É através de uma fundação que o Comitê Olímpico Internacional (COI) distribui bolsas para pagar as despesas de treinamento dos atletas refugiados. Atualmente, há 53 esportistas no programa, mas esse número deve aumentar com uma nova seleção, a partir do ano que vem. Eles vêm de 12 países diferentes, praticam 13 modalidades esportivas e atualmente vivem em 19 países de acolhimento.  

"Quando eu conheci a equipe de refugiados, no início não gostei, pois queria participar pelo meu país. Mas depois compreendi o significado da equipe, que é até mais forte do que representar um país, porque nós representamos o mundo e hoje ainda existe o problema da discriminação e a guerra", diz a afegã Masomah Ali Zada, que vive atualmente em Paris.

"Nós somos todos de diferentes países, de diferentes línguas, culturas, mas estamos sob a mesma bandeira pelo mesmo objetivo de participar dos Jogos e levar uma mensagem de esperança", acrescentou a atleta, em entrevista à RFI.   

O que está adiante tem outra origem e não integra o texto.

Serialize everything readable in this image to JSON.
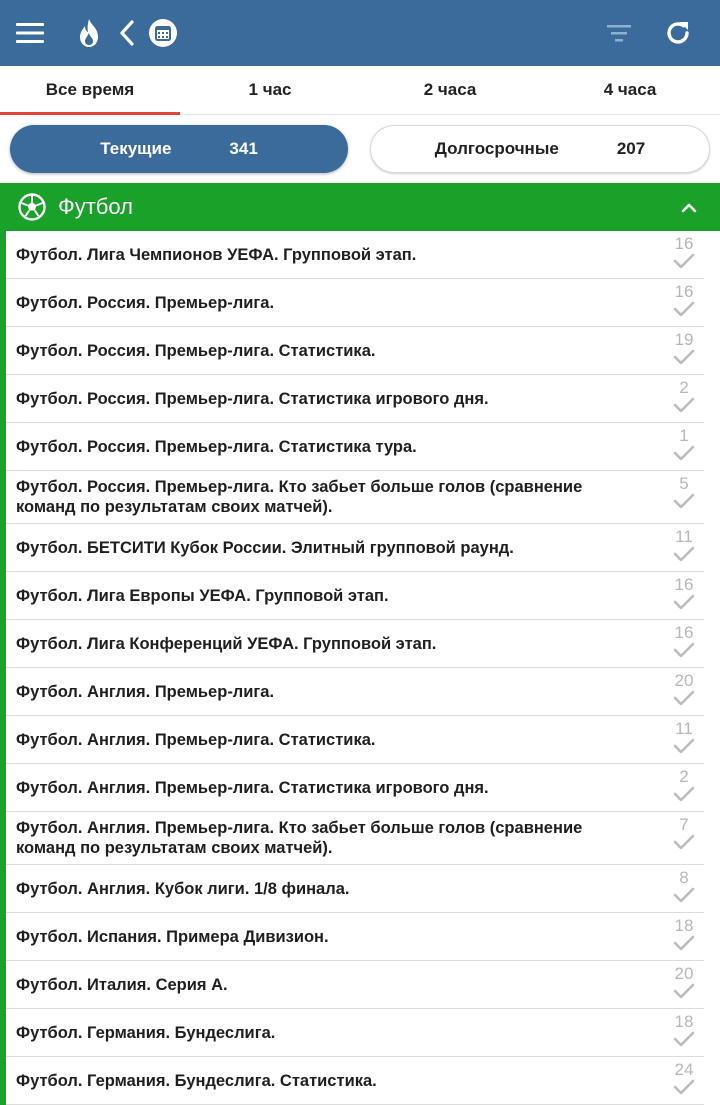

Ela conta que a maioria das histórias do grupo contém capítulos de sofrimento. "Os refugiados são obrigados a deixar o seu país por causa da guerra. Normalmente, nós temos todos os direitos nos países em que somos acolhidos, mas nos faltava a chance de competir, já que como refugiados não podemos representar o nosso país e nem o de acolhimento. Mas a equipe de refugiados nos permite participar dos Jogos Olímpicos, e isso é muito importante. Agora nossos direitos estão completos", comemora.

Na última quarta-feira (26), Zada recebeu das mãos do presidente do COI, Thomas Bach, o convite oficial para o Comitê Olímpico de Refugiados participar dos Jogos de Paris. Para se tornar membro da equipe, é preciso estar em um programa reconhecido pelo Alto Comissariado da ONU para Refugiados (ACNUR). 

"Eu venho do Afeganistão e cheguei à França em 2017", conta. "No Afeganistão, eu jogava vôlei e comecei a treinar ciclismo. Mas lá, infelizmente, a bicicleta é proibida para mulheres e o meu objetivo era popularizar o ciclismo entre as afegãs e ajudá-las a praticar sem ter medo. E por isso eu coloquei a minha vida em perigo, porque havia muita gente contra, que pensa que impor a bicicleta é impor uma outra cultura, impor algo à nossa religião e por isso fui obrigada a vir para a França para viver em segurança. Mas aqui, eu continuo a praticar o ciclismo e participarei dos Jogos com a equipe de refugiados", afirma.  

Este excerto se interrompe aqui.